Yau Christopher, Holmes Chris
Department of Statistics, University of Oxford, Oxford, U.K.,
Bayesian Anal. 2011 Jul 1;6(2):329-352. doi: 10.1214/11-BA612.
We propose a hierarchical Bayesian nonparametric mixture model for clustering when some of the covariates are assumed to be of varying relevance to the clustering problem. This can be thought of as an issue in variable selection for unsupervised learning.
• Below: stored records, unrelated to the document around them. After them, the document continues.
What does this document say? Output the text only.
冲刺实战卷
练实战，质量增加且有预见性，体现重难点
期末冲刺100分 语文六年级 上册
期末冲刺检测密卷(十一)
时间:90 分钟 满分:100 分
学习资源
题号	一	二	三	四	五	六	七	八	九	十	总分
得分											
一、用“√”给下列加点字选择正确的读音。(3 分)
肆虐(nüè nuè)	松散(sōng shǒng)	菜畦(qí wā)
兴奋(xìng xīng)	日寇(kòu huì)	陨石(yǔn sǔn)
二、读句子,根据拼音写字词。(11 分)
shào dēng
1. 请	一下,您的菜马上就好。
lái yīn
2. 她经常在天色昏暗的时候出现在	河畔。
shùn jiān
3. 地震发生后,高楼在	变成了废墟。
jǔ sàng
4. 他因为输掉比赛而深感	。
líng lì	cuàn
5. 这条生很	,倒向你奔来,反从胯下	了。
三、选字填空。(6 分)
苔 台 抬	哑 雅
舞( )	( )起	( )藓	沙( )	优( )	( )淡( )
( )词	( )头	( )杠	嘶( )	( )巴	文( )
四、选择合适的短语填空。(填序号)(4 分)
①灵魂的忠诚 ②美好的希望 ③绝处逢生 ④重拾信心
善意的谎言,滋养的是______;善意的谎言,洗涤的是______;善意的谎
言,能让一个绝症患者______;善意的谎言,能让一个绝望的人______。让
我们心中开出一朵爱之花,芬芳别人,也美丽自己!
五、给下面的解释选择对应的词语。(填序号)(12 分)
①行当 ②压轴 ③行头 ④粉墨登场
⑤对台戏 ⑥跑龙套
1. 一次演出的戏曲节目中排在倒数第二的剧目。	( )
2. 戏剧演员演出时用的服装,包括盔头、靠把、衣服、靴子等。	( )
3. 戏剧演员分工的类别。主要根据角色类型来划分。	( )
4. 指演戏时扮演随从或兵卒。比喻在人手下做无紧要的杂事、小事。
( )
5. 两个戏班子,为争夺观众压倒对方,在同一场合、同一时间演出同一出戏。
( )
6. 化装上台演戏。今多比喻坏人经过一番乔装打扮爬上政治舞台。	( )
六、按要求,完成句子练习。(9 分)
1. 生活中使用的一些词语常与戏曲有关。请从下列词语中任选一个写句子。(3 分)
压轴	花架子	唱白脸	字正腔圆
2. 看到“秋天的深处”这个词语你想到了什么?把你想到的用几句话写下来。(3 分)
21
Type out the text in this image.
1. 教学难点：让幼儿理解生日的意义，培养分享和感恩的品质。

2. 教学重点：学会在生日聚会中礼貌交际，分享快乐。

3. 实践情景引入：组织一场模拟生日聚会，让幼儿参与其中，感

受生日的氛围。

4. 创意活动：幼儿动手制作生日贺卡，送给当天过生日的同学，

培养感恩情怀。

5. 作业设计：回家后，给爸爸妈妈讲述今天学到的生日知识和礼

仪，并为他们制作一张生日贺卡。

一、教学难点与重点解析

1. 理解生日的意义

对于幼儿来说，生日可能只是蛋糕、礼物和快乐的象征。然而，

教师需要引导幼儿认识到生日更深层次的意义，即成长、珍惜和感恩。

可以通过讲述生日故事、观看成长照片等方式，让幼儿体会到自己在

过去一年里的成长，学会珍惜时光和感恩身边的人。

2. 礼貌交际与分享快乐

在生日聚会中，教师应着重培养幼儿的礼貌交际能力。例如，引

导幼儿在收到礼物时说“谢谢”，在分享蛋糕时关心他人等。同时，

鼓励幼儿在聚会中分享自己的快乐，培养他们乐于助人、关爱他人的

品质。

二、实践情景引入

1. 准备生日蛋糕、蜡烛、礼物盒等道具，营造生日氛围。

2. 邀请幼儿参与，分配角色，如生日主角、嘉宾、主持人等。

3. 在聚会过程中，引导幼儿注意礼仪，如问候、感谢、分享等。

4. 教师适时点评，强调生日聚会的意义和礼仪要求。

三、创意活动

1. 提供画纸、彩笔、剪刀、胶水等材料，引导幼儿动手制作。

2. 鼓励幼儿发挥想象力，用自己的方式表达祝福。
We demonstrate that by defining a hierarchical population based nonparametric prior on the cluster locations scaled by the inverse covariance matrices of the likelihood we arrive at a 'sparsity prior' representation which admits a conditionally conjugate prior. This allows us to perform full Gibbs sampling to obtain posterior distributions over parameters of interest including an explicit measure of each covariate's relevance and a distribution over the number of potential clusters present in the data. This also allows for individual cluster specific variable selection. We demonstrate improved inference on a number of canonical problems.
当假设某些协变量与聚类问题的相关性不同时,我们提出一种用于聚类的分层贝叶斯非参数混合模型。这可以被视为无监督学习中变量选择的一个问题。我们证明,通过在由似然的逆协方差矩阵缩放的聚类位置上定义基于分层总体的非参数先验,我们得到了一种“稀疏先验”表示,该表示允许条件共轭先验。这使我们能够执行完全吉布斯采样,以获得感兴趣参数的后验分布,包括每个协变量相关性的显式度量以及数据中潜在聚类数量的分布。这也允许进行单个聚类特定的变量选择。我们在一些典型问题上展示了改进的推断。